Project description:Resting-state functional connectivity (RSFC) records enormous functional interaction information between any pair of brain nodes, which enriches the individual-phenotypic prediction. To reduce high-dimensional features, correlation analysis is a common way for feature selection. However, resting state fMRI signal exhibits typically low signal-to-noise ratio and the correlation analysis is sensitive to outliers and data distribution, which may bring unstable features to prediction.

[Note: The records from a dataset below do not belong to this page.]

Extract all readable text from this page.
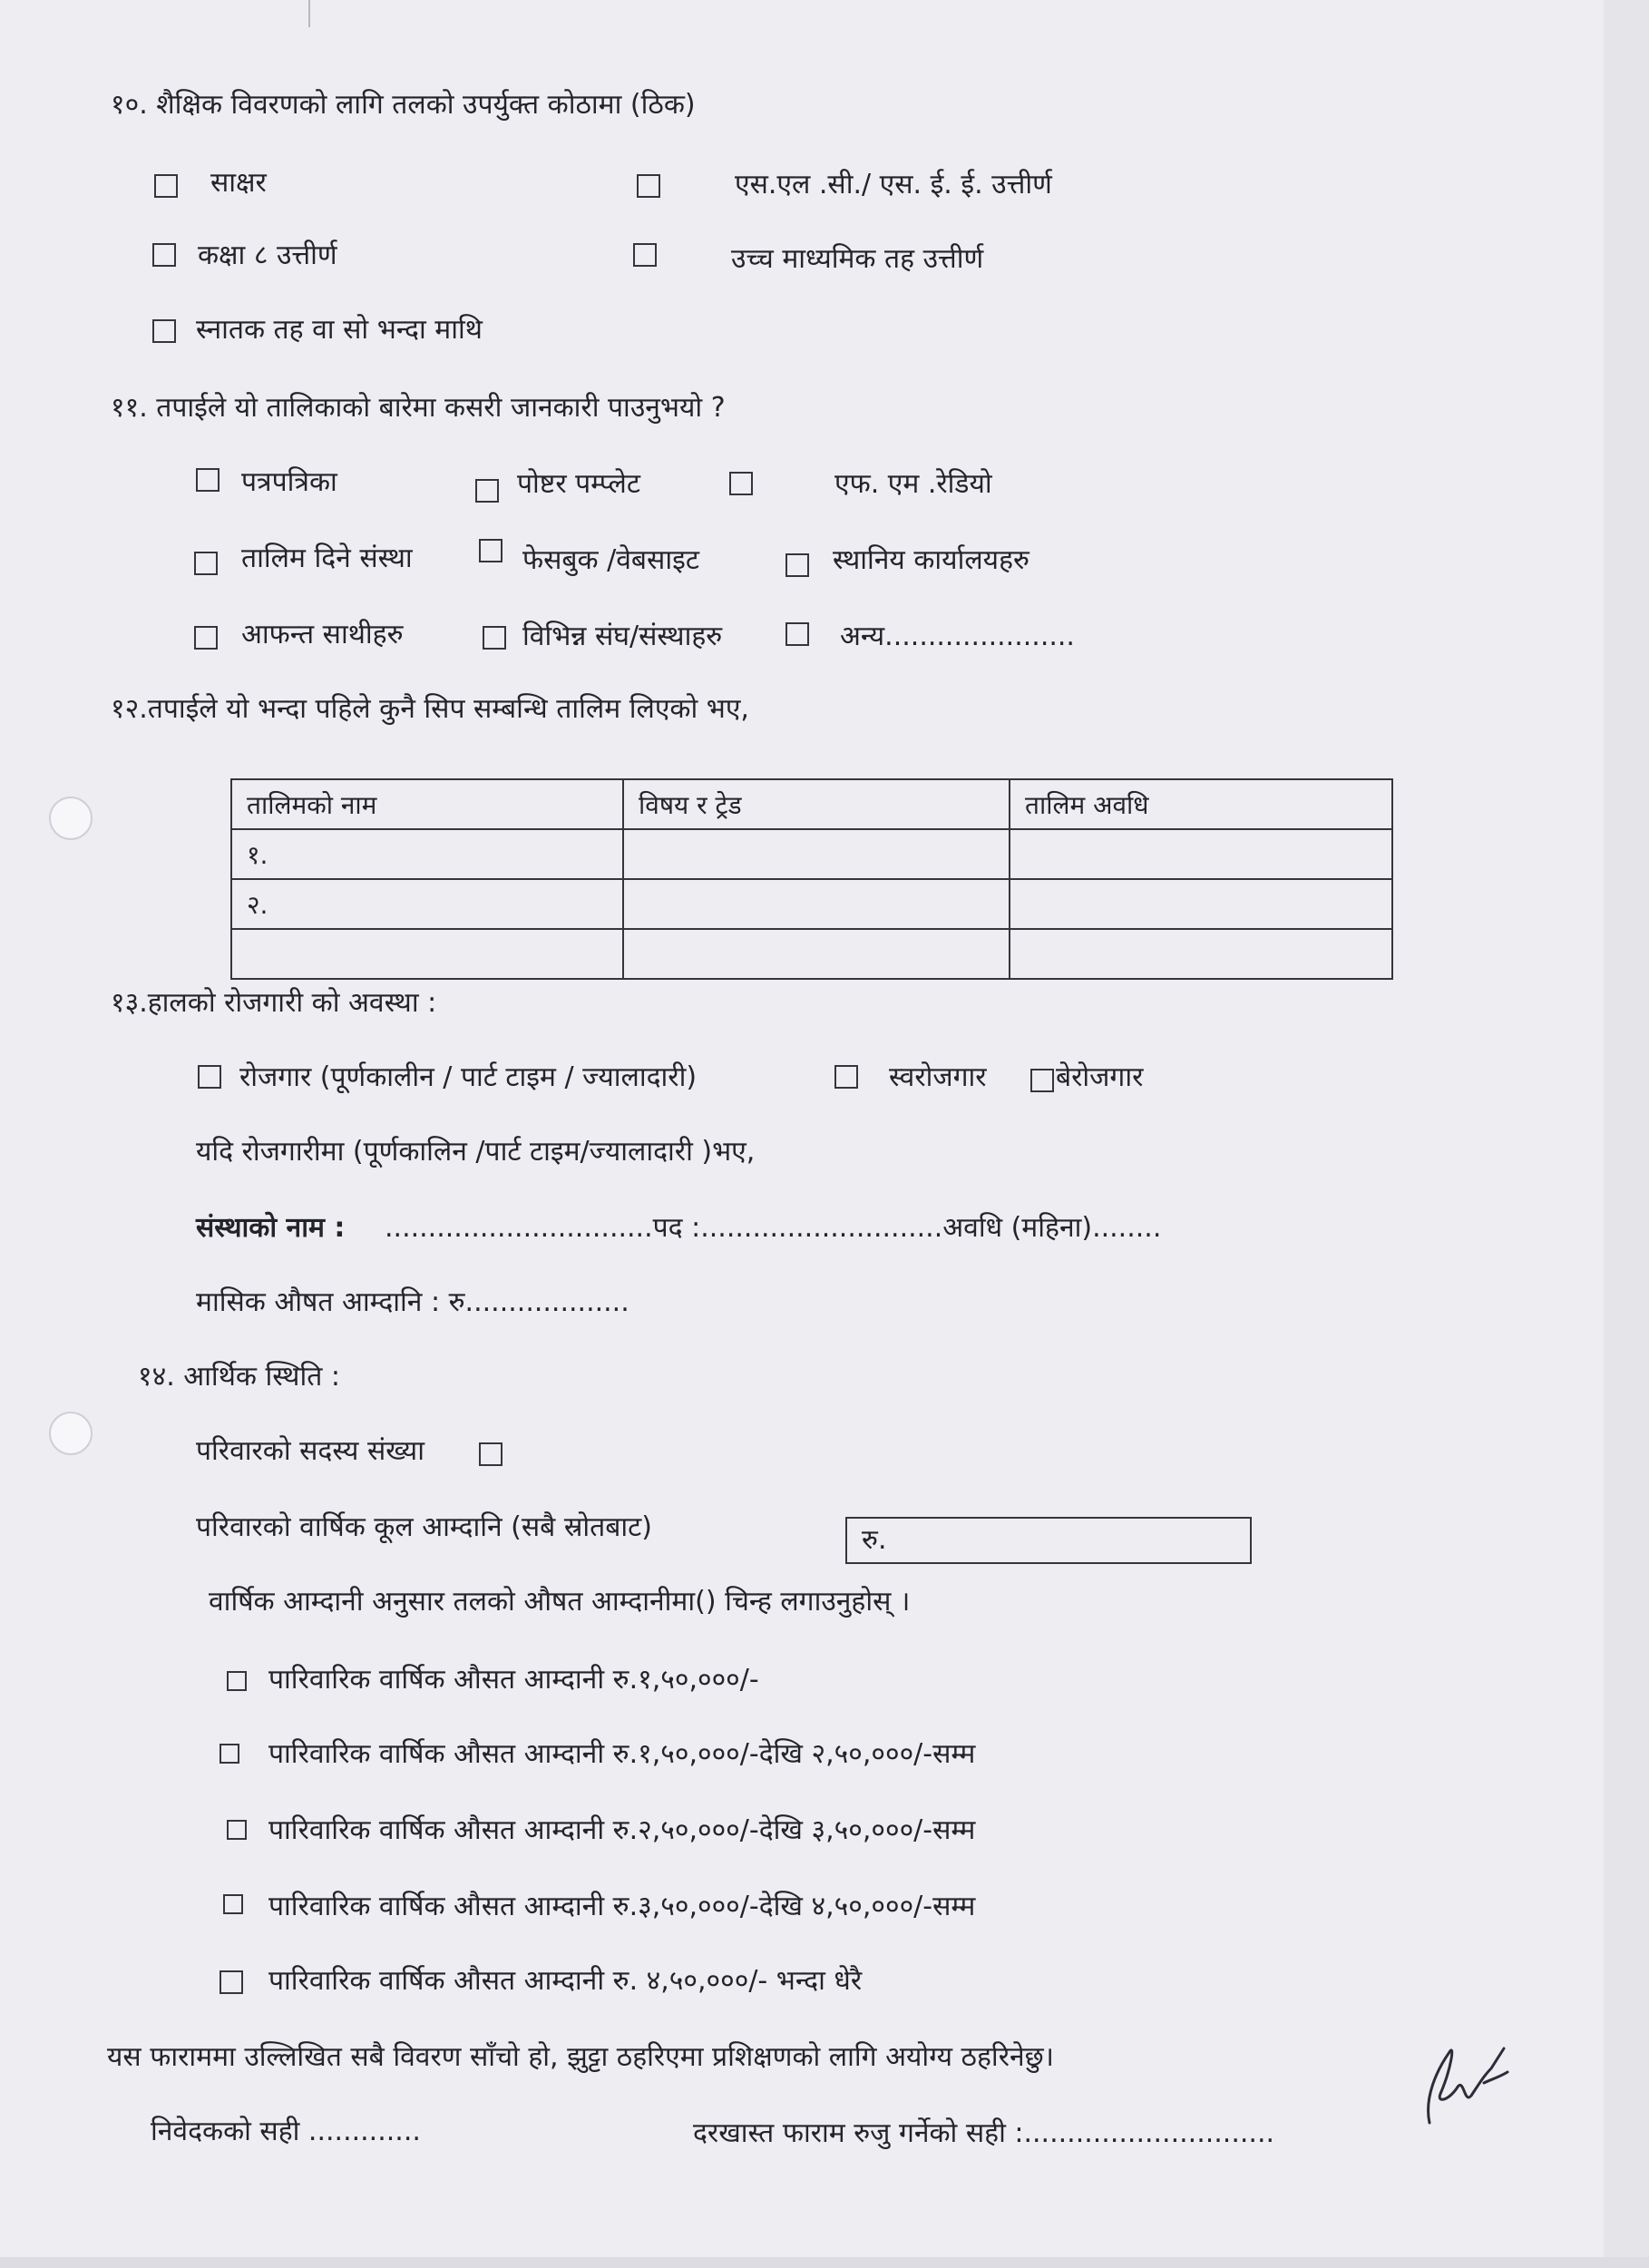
१०. शैक्षिक विवरणको लागि तलको उपर्युक्त कोठामा (ठिक)
साक्षर	एस.एल .सी./ एस. ई. ई. उत्तीर्ण
कक्षा ८ उत्तीर्ण	उच्च माध्यमिक तह उत्तीर्ण
स्नातक तह वा सो भन्दा माथि
११. तपाईले यो तालिकाको बारेमा कसरी जानकारी पाउनुभयो ?
पत्रपत्रिका	पोष्टर पम्प्लेट	एफ. एम .रेडियो
तालिम दिने संस्था	फेसबुक /वेबसाइट	स्थानिय कार्यालयहरु
आफन्त साथीहरु	विभिन्न संघ/संस्थाहरु	अन्य......................
१२.तपाईले यो भन्दा पहिले कुनै सिप सम्बन्धि तालिम लिएको भए,
तालिमको नाम	विषय र ट्रेड	तालिम अवधि
१.		
२.		

१३.हालको रोजगारी को अवस्था :
रोजगार (पूर्णकालीन / पार्ट टाइम / ज्यालादारी)	स्वरोजगार	बेरोजगार
यदि रोजगारीमा (पूर्णकालिन /पार्ट टाइम/ज्यालादारी )भए,
संस्थाको नाम : ...............................पद :............................अवधि (महिना)........
मासिक औषत आम्दानि : रु...................
१४. आर्थिक स्थिति :
परिवारको सदस्य संख्या
परिवारको वार्षिक कूल आम्दानि (सबै स्रोतबाट)	रु.
वार्षिक आम्दानी अनुसार तलको औषत आम्दानीमा() चिन्ह लगाउनुहोस् ।
पारिवारिक वार्षिक औसत आम्दानी रु.१,५०,०००/-
पारिवारिक वार्षिक औसत आम्दानी रु.१,५०,०००/-देखि २,५०,०००/-सम्म
पारिवारिक वार्षिक औसत आम्दानी रु.२,५०,०००/-देखि ३,५०,०००/-सम्म
पारिवारिक वार्षिक औसत आम्दानी रु.३,५०,०००/-देखि ४,५०,०००/-सम्म
पारिवारिक वार्षिक औसत आम्दानी रु. ४,५०,०००/- भन्दा धेरै
यस फाराममा उल्लिखित सबै विवरण साँचो हो, झुट्टा ठहरिएमा प्रशिक्षणको लागि अयोग्य ठहरिनेछु।
निवेदकको सही .............	दरखास्त फाराम रुजु गर्नेको सही :.............................
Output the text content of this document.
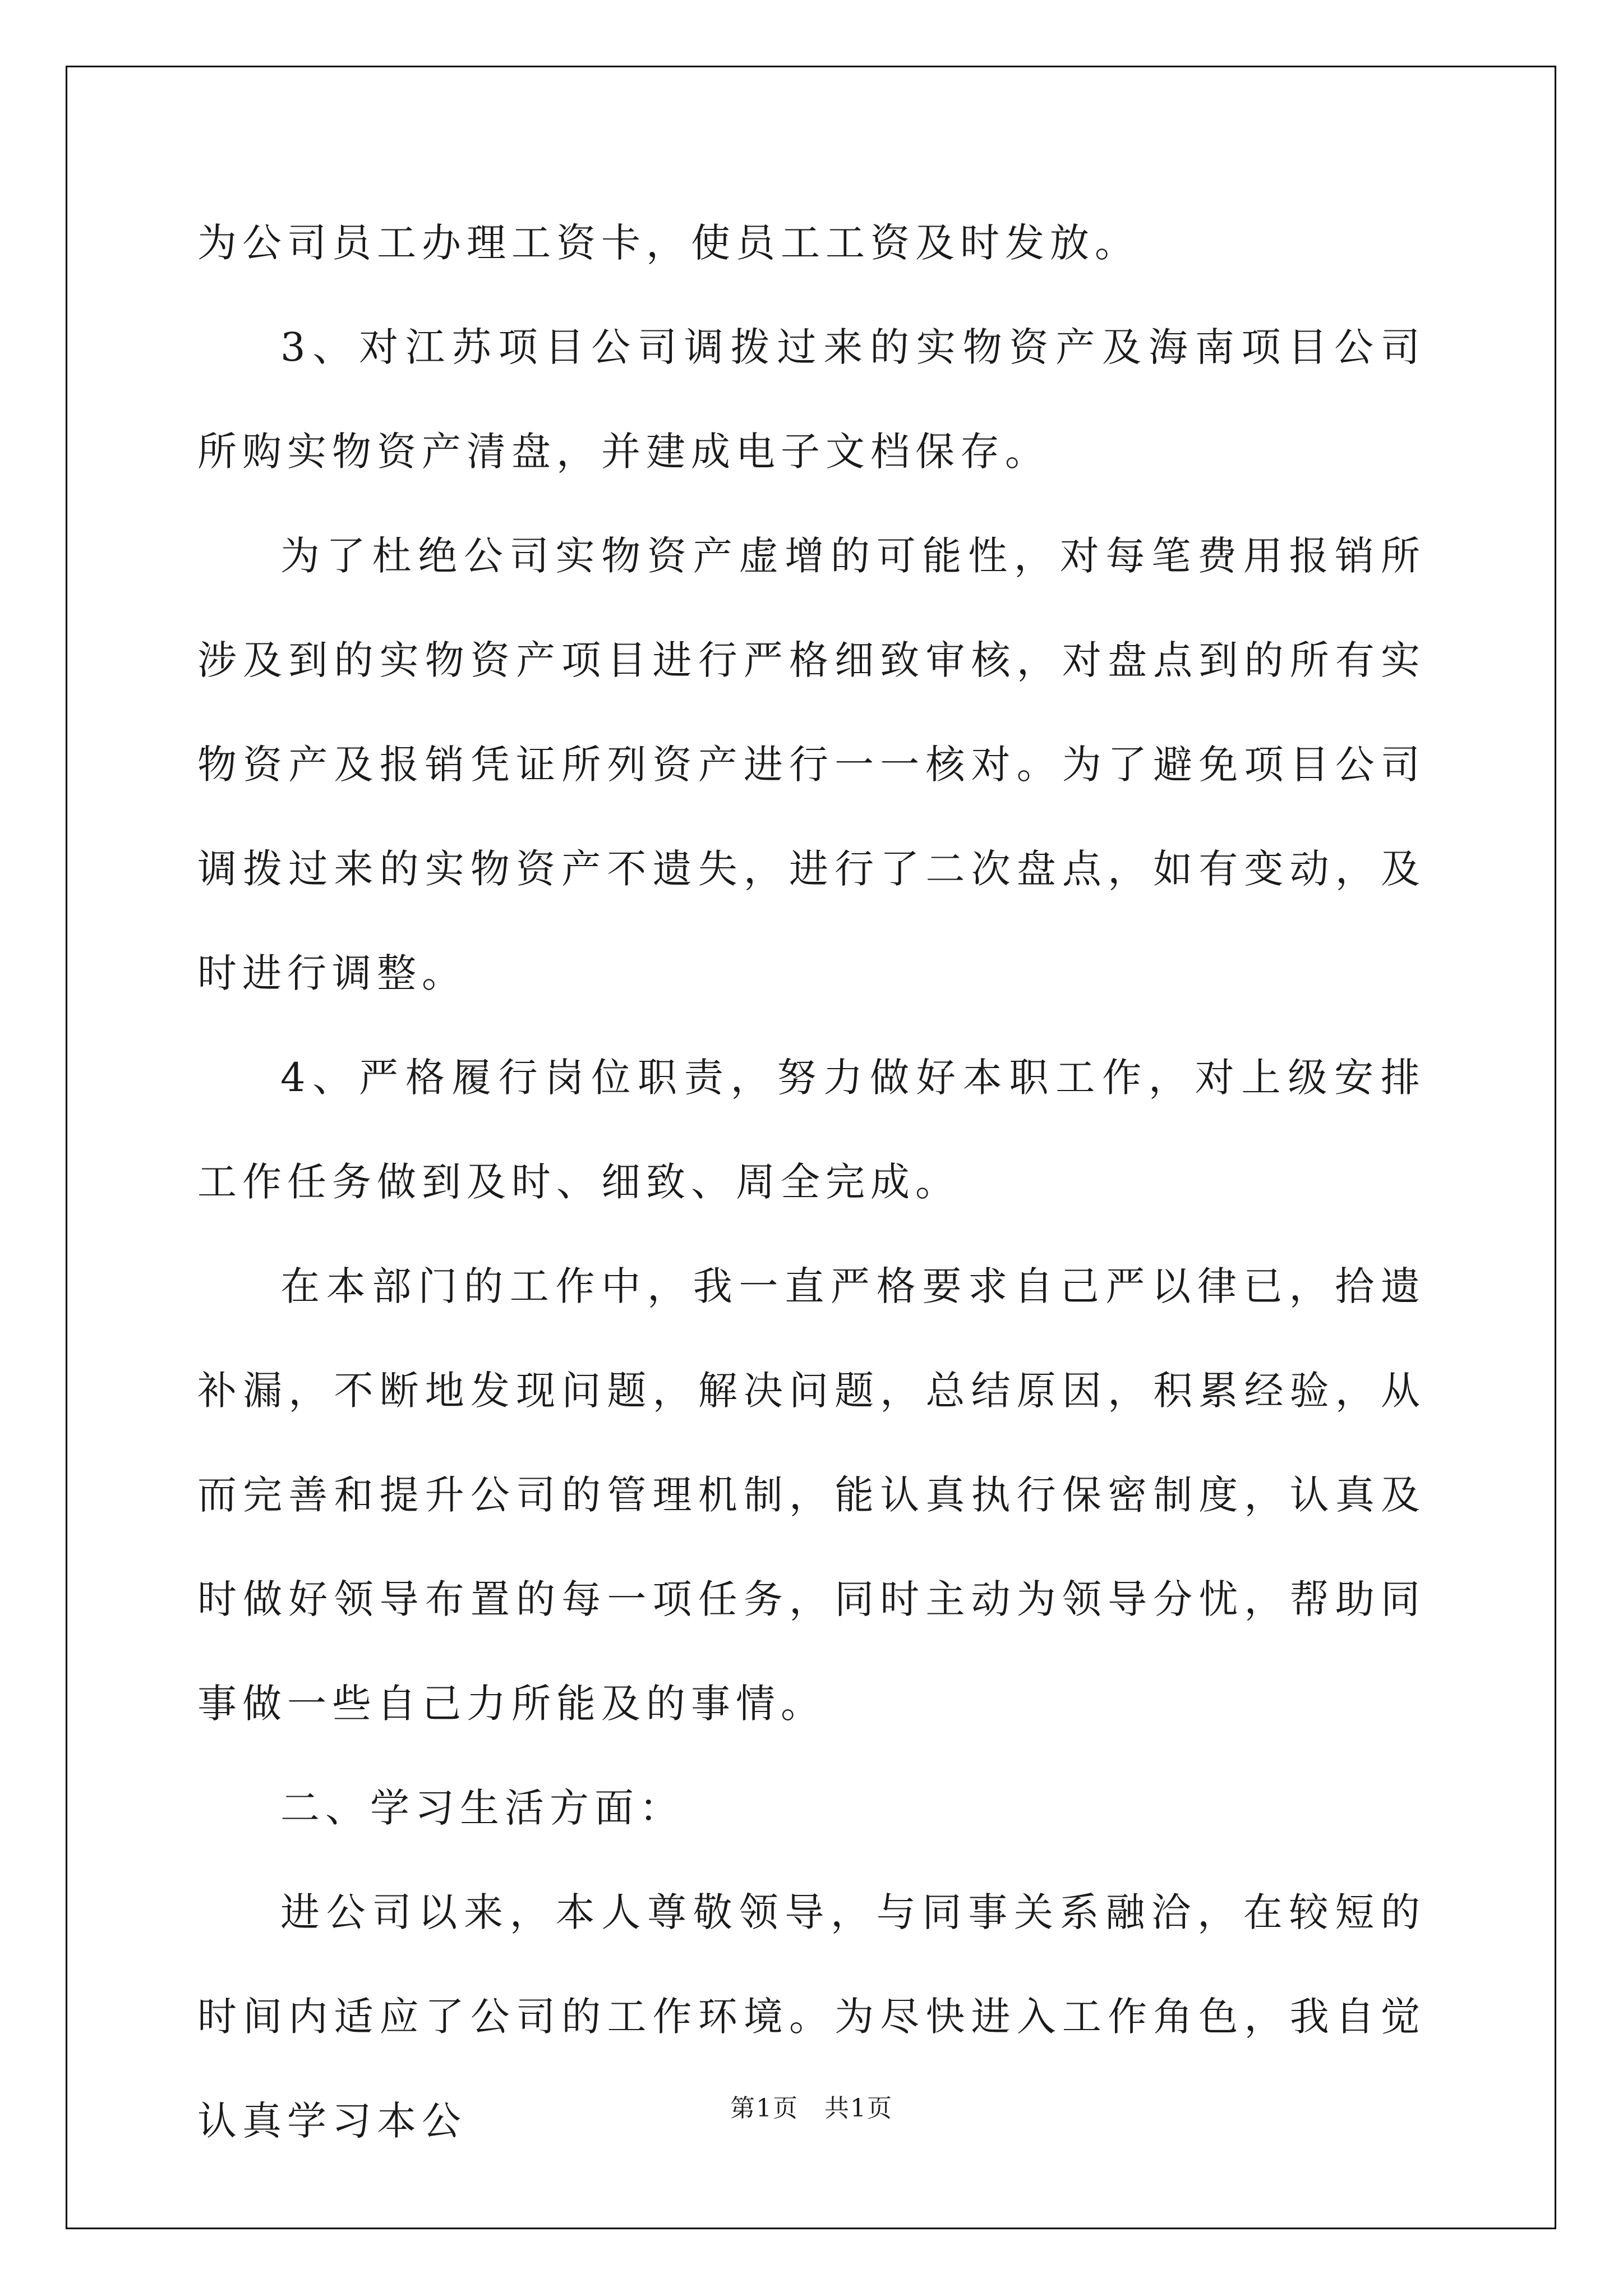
为公司员工办理工资卡，使员工工资及时发放。

3、对江苏项目公司调拨过来的实物资产及海南项目公司所购实物资产清盘，并建成电子文档保存。

为了杜绝公司实物资产虚增的可能性，对每笔费用报销所涉及到的实物资产项目进行严格细致审核，对盘点到的所有实物资产及报销凭证所列资产进行一一核对。为了避免项目公司调拨过来的实物资产不遗失，进行了二次盘点，如有变动，及时进行调整。

4、严格履行岗位职责，努力做好本职工作，对上级安排工作任务做到及时、细致、周全完成。

在本部门的工作中，我一直严格要求自己严以律已，拾遗补漏，不断地发现问题，解决问题，总结原因，积累经验，从而完善和提升公司的管理机制，能认真执行保密制度，认真及时做好领导布置的每一项任务，同时主动为领导分忧，帮助同事做一些自己力所能及的事情。

二、学习生活方面：

进公司以来，本人尊敬领导，与同事关系融洽，在较短的时间内适应了公司的工作环境。为尽快进入工作角色，我自觉认真学习本公	第1页　共1页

To alleviate this problem, a bootstrapping-based feature selection framework was proposed and applied to connectome-based predictive modeling, support vector regression, least absolute shrinkage and selection operator, and Ridge regression to predict a series of cognitive traits based on Human Connectome Project data. To systematically investigate the influences of different parameter settings on the bootstrapping-based framework, 216 parameter combinations were evaluated and the best performance among them was identified as the final prediction result for each cognitive trait. By using the bootstrapping methods, the best prediction performances outperformed the baseline method in all four prediction models. Furthermore, the proposed framework could effectively reduce the feature dimension by retaining the more stable features. The results demonstrate that the proposed framework is an easy-to-use and effective method to improve RSFC prediction of cognitive traits and is highly recommended in future RSFC-prediction studies.